La Belgique accepte d’accueillir l’ex-président ivoirien Laurent Gbagbo, libéré par la CPI


La Belgique accepte d’accueillir l’ex-président ivoirien Laurent Gbagbo, libéré par la CPI

La Belgique a dit samedi avoir « accepté d’accueillir » l’ancien président ivoirien Laurent Gbagbo, acquitté par la Cour pénale internationale (CPI) de crimes contre l’humanité commis en 2010 et 2011 lors de violences post-électorales en Côte d’Ivoire et libéré vendredi sous conditions.
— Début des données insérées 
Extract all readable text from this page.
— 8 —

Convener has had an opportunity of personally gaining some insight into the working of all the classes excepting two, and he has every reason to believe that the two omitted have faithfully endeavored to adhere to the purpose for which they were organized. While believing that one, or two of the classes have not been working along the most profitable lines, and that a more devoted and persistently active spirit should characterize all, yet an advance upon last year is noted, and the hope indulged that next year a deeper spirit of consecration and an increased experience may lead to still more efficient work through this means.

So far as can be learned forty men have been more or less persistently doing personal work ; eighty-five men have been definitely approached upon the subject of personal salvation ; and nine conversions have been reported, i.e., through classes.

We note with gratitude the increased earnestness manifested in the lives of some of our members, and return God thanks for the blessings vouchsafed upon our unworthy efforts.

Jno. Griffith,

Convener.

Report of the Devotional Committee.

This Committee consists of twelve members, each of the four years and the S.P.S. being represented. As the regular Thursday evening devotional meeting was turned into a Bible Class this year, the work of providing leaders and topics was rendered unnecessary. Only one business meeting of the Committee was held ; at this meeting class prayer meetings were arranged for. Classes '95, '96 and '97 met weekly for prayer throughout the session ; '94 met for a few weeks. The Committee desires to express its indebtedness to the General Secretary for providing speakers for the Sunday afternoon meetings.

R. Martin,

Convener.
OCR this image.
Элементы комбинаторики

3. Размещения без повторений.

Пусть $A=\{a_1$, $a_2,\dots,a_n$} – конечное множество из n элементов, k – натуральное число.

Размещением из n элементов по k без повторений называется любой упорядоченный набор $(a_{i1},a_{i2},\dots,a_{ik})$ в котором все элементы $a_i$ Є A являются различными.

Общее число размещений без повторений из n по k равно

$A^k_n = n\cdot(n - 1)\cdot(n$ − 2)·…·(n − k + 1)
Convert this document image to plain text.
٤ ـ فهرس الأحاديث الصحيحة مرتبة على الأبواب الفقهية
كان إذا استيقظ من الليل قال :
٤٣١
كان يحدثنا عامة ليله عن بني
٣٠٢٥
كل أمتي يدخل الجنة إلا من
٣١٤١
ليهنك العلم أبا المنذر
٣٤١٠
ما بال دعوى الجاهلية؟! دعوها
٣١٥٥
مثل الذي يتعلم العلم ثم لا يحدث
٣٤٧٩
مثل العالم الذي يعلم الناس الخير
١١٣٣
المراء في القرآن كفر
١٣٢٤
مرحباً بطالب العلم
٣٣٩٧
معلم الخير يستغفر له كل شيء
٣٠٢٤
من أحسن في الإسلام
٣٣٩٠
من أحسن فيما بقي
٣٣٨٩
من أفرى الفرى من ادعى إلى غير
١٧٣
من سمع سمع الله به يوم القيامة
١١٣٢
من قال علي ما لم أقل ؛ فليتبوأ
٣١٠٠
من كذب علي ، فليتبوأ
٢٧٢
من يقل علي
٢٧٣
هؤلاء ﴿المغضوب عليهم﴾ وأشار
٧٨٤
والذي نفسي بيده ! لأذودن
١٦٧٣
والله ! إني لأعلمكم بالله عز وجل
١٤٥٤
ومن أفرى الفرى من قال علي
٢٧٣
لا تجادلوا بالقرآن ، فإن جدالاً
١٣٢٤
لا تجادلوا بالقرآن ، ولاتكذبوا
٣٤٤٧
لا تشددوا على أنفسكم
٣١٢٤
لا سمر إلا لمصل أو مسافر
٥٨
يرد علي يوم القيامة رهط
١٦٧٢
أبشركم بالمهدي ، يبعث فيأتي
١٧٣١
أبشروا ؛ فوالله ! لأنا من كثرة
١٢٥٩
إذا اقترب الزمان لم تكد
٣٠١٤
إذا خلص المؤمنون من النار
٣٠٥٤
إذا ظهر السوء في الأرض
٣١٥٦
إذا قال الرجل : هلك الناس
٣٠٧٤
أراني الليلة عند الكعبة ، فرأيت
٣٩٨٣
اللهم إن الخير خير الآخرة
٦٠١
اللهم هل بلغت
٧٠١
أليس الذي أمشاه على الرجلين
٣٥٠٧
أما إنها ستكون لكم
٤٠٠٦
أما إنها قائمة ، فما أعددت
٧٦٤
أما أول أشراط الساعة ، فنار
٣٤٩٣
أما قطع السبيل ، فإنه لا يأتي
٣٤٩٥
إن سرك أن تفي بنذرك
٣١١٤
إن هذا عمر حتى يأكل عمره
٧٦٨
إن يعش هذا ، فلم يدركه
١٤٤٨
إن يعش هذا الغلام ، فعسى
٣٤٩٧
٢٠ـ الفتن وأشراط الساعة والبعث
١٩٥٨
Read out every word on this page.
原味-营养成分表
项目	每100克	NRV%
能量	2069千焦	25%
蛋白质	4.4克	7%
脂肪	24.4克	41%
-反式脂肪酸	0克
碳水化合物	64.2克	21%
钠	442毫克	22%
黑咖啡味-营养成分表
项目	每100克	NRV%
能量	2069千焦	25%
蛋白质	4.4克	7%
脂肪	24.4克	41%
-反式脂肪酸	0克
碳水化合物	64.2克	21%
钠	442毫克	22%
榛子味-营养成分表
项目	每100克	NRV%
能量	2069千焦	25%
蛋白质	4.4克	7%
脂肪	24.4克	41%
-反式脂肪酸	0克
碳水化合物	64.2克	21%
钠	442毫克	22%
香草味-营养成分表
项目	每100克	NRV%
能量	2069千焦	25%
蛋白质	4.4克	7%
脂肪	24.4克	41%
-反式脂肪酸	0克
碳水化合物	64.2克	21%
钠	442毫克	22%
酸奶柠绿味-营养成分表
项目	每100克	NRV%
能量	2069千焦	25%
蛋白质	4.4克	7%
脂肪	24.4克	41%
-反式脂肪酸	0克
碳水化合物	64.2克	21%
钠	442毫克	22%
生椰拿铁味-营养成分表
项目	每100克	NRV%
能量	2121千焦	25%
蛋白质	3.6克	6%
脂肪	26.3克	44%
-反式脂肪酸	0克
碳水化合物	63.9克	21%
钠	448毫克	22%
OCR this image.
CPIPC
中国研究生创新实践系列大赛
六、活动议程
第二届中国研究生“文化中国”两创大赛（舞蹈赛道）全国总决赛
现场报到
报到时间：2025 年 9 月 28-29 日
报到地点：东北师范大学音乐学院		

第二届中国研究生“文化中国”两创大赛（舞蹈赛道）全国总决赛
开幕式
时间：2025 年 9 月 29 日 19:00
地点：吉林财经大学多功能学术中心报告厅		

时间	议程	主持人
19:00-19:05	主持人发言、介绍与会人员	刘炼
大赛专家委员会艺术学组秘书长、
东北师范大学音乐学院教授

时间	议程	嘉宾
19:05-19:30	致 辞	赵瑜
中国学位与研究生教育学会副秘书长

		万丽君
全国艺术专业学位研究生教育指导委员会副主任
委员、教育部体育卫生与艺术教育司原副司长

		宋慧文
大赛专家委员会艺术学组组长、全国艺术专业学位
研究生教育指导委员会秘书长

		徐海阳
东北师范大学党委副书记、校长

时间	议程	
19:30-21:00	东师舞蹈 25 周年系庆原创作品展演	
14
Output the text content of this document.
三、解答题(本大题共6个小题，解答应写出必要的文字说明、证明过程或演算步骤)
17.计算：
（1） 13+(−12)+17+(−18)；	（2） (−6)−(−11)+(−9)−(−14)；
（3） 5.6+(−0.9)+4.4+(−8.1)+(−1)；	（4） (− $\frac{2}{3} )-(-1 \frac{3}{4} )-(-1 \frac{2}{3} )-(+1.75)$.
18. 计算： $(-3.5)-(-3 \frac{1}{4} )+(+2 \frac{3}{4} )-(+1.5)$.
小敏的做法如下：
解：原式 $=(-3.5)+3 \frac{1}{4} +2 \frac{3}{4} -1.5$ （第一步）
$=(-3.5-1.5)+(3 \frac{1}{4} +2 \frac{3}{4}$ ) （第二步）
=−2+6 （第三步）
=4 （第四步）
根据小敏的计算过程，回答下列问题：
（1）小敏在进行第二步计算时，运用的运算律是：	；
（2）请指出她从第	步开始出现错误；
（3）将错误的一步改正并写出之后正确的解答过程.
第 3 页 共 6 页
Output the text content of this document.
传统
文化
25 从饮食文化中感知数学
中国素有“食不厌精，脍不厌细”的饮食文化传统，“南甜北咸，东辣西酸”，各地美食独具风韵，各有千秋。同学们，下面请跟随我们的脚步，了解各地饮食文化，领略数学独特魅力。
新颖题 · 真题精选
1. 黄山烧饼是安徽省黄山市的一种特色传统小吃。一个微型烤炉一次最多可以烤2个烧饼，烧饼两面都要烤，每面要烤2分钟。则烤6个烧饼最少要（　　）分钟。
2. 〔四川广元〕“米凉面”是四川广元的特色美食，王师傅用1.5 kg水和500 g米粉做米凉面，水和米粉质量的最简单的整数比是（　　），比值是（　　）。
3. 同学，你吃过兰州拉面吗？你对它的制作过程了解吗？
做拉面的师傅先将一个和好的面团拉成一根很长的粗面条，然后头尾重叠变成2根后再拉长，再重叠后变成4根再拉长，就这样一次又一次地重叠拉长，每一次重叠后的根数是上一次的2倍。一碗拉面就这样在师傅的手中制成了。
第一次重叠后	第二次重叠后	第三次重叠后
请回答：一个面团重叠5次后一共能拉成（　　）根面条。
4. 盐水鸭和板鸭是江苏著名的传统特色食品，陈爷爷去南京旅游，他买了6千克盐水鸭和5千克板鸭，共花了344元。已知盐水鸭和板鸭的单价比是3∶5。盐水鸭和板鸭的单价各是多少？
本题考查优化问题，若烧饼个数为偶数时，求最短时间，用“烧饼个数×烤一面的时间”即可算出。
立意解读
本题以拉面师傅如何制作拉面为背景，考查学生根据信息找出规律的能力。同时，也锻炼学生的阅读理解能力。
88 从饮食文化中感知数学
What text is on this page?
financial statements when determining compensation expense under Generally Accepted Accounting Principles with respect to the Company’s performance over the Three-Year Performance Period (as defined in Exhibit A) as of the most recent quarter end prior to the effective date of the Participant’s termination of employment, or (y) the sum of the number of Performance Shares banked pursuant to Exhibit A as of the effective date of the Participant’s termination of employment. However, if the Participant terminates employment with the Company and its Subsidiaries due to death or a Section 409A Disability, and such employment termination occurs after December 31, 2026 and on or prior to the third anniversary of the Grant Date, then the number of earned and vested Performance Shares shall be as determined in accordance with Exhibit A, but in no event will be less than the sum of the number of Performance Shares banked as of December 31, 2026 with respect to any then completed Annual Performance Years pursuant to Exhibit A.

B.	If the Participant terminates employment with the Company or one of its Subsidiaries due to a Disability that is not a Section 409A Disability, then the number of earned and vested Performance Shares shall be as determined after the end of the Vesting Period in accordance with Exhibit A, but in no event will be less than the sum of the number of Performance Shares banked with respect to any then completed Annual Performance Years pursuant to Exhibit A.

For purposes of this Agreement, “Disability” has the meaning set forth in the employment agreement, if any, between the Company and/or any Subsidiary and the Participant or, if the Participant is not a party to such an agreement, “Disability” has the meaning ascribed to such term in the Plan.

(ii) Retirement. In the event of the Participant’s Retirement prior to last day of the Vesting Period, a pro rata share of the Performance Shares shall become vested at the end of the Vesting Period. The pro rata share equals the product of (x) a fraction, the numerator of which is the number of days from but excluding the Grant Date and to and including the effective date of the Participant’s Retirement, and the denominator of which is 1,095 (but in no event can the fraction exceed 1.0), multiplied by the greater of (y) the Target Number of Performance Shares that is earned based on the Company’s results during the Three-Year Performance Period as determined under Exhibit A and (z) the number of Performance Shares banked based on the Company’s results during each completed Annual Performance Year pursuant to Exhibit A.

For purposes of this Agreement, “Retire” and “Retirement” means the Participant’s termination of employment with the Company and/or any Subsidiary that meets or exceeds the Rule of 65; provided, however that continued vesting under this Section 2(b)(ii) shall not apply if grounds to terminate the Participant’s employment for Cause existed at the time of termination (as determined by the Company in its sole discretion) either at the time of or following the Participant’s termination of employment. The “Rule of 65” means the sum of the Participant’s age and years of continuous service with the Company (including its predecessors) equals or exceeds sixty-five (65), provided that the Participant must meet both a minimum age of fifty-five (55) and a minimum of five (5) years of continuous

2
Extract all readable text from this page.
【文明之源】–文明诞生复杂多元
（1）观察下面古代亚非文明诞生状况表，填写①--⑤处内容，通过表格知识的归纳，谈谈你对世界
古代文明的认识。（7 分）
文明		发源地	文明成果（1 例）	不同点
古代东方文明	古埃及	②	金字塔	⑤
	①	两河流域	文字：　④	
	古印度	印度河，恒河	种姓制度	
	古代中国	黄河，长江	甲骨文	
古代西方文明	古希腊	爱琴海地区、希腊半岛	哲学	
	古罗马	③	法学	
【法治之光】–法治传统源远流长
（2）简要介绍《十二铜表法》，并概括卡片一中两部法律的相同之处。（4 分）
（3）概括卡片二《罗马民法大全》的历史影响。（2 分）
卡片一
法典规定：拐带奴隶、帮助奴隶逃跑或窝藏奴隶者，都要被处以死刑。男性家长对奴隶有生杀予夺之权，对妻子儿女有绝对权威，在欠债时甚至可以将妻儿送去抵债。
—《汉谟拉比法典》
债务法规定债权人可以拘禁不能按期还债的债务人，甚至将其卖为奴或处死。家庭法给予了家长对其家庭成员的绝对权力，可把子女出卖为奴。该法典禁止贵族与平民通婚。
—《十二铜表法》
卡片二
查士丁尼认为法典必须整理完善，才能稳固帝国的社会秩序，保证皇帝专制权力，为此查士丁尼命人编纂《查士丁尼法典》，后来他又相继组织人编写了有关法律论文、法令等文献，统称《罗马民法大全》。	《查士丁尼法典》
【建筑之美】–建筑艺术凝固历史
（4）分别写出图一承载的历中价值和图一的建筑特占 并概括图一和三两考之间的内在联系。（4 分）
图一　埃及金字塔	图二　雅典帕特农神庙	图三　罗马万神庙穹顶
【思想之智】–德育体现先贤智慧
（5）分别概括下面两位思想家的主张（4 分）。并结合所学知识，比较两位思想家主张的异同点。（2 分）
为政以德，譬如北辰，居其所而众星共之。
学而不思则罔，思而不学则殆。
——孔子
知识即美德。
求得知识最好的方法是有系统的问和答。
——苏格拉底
« Répondant à une demande de coopération de la Cour pénale internationale, la Belgique a accepté d’accueillir Laurent Gbagbo, étant donné ses liens familiaux » avec le pays, a déclaré à l’AFP un porte-parole du ministère des Affaires étrangères, Karl Lagatie.

Selon la presse belge, la seconde femme de M. Gbagbo, Nady Bamba, 47 ans, épousée lors d’un mariage coutumier en 2001 et avec qui il a un fils, vit actuellement en Belgique.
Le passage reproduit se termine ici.